D&G gained a fair bit of attention back in January with their collection of abayahs aimed at Muslim women; opinions were divided on not just how D&G perceive Muslim women, but also on the style of the clothing itself. For the contemporary Muslim woman, wearing a designer abayah with a generally black undertone to it doesn’t appeal very much, especially if we take our busy lifestyles into account where women are doing the school run and working as well as shopping and socialising.

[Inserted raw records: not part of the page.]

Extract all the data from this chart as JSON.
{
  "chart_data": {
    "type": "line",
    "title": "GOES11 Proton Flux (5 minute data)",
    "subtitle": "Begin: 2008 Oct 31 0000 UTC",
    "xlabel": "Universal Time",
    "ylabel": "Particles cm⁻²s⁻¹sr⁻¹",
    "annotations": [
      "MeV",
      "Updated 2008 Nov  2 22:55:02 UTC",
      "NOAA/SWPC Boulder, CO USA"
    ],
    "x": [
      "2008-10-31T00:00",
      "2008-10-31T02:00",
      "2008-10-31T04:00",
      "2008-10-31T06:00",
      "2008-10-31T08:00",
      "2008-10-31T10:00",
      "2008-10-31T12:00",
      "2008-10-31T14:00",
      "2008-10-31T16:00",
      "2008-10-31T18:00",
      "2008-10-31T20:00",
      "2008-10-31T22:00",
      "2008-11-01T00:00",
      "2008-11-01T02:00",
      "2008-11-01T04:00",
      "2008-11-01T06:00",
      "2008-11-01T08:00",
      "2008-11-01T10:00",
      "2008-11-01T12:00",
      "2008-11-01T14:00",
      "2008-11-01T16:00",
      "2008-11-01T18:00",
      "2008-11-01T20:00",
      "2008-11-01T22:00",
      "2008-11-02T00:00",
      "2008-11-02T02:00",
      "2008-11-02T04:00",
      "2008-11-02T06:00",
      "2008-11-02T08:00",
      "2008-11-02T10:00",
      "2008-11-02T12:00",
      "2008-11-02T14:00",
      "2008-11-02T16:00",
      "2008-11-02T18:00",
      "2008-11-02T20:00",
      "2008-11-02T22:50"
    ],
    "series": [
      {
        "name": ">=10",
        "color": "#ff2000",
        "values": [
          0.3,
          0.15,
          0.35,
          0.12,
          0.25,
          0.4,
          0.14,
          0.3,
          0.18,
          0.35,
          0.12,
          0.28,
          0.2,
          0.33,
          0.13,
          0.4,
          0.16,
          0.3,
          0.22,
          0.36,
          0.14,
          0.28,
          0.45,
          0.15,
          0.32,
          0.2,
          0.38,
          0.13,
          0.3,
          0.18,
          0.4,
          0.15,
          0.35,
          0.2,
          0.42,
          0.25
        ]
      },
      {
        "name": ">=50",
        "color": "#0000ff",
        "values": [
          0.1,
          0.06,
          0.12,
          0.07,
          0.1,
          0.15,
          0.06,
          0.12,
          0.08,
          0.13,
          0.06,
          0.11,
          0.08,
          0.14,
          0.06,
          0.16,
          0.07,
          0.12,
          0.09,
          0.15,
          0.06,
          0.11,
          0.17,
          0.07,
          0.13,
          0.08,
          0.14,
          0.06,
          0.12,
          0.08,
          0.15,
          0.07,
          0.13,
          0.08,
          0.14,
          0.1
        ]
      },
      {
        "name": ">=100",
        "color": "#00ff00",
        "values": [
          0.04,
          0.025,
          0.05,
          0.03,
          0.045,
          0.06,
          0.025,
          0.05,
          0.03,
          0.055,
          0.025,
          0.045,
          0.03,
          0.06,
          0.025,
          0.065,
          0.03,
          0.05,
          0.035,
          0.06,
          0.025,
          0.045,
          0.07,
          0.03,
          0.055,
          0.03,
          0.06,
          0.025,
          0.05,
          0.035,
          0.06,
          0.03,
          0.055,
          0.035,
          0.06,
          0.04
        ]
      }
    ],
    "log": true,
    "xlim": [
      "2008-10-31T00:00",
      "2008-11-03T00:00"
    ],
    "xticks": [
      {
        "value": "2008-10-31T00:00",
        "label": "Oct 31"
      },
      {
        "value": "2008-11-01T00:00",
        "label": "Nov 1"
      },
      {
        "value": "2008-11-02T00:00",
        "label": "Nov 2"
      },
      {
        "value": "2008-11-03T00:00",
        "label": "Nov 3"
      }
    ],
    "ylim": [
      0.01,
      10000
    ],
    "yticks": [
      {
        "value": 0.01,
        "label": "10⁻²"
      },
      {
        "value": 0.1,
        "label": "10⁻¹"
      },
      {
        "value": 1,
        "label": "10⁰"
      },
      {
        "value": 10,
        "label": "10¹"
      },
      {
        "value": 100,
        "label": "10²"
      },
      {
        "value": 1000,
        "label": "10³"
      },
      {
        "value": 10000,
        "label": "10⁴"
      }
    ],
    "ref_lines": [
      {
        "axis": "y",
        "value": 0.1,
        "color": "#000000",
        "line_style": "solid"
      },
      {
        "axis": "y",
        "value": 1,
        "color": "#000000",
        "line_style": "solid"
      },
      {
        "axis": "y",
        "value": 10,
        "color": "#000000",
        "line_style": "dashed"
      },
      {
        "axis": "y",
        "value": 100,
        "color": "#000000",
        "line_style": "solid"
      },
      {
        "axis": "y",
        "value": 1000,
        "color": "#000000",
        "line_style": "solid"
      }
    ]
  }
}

This is why Mango’s ‘modestwear’ collection is so refreshing. The popular high street shop has created a range of loose jackets, flowing dresses and oversized sweaters as well as long-sleeved tunics and shirts to allow Muslim women to dress modestly and yet be able to express their personal taste through their choice of clothing. The unfortunate news is, however, that this selection of clothes is aimed at the Arab market for the month of Ramadan and will be stocked in Mango’s 109 stores across the Middle East.

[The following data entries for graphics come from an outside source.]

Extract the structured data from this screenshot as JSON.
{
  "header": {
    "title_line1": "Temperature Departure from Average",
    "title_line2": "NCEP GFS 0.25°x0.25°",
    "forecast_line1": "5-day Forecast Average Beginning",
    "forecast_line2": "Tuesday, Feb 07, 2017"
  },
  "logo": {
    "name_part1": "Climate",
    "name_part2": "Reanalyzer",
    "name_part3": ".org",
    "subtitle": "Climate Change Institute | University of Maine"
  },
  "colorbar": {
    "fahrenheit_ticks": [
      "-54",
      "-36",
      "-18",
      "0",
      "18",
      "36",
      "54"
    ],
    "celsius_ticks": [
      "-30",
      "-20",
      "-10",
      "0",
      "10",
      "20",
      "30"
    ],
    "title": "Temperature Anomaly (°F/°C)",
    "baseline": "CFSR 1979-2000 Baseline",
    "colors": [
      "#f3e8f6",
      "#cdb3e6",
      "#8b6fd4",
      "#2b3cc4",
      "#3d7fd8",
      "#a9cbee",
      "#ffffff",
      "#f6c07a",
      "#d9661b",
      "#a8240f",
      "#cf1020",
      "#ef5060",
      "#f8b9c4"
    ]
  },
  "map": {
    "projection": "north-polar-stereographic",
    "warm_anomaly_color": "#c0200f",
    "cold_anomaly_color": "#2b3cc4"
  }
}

In retrospect, this range of clothing needn’t be available only in that region. Many women across the world, both Muslim and non-Muslim, choose these styles as part of personal choice; in short, these clothes are in vogue in the mainstream. It then seems rather preposterous that such a range be aimed solely at Muslim women, in particular for those living in the Middle East. The same range could be stocked in Western countries and we would still see Muslim women choosing to wear from Mango’s collection.

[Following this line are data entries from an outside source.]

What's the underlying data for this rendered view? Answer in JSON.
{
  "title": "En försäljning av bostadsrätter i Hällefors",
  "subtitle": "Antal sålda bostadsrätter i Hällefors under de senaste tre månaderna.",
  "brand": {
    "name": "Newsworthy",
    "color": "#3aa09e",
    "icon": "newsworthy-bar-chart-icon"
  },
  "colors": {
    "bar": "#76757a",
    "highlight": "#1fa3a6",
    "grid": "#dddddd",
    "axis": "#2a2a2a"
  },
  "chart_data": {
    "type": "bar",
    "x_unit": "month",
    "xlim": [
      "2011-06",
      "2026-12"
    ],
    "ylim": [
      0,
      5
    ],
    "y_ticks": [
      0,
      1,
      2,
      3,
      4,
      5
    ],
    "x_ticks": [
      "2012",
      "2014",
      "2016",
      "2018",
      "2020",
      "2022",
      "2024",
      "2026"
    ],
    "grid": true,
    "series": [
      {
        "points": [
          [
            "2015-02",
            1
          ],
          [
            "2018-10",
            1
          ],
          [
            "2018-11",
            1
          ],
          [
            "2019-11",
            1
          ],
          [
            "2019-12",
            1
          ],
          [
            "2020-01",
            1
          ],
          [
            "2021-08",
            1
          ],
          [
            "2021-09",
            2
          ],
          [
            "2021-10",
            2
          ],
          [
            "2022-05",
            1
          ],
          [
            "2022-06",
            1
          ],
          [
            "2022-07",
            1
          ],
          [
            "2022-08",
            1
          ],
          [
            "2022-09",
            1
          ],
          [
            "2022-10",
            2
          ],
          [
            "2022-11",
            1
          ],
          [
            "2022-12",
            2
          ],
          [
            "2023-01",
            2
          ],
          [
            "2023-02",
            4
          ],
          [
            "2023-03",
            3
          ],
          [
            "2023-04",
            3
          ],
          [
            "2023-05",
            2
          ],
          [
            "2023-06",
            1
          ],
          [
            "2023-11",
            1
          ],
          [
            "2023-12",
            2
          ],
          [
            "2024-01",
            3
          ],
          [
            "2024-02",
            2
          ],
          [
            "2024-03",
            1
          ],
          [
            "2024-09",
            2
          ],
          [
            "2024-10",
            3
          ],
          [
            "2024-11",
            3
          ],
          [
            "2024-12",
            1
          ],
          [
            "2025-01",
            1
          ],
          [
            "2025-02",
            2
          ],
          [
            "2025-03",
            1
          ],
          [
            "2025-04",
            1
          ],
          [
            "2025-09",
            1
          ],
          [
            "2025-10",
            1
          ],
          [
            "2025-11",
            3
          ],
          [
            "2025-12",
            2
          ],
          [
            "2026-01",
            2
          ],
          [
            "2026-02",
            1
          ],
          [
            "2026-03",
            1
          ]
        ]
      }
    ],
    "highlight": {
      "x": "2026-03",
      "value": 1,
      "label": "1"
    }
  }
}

The question then arises as to whether a ‘Muslim-only’ clothing collection is even necessary. For the regular shoppers at Mango and similar other stores, modestwear is widely available and worn throughout the year. The insistence on having clothing labelled as suitable for Muslim women seems rather ludicrous when it’s already available and in fashion. Furthermore, in a BBC Woman’s Hour interview with the co-founder of modestwear fashion-tech website, Amaliah, Jane Garvey stated that most of their collations of mainstream modest clothing are styles that she would willingly choose to wear.
Indeed, there are many Muslim women who wouldn’t classify such ranges as suitable or within the remit of Islam, and such opinions are to be respected. But for the vast majority of Muslim women who are looking for a middle ground within the mainstream stores, the current trend of maxi dresses and loose cardigans are very ideal as well as widely available to them without the need for a tag that says ‘suitable for Muslim women’. The bottom line is that Muslim women are perfectly capable of choosing what they should wear within the boundaries set out by their religion. To have a certain range aimed at us feels rather insulting as well as belittling our ability to choose appropriate clothing. Moreover, if such collections are additionally appealing to the tastes of non-Muslim women and appear in mainstream shops, it might be worth rethinking as to whether an assortment of clothing aimed purely at Muslim women is even necessary. Maybe they should just call them ‘clothes’ instead.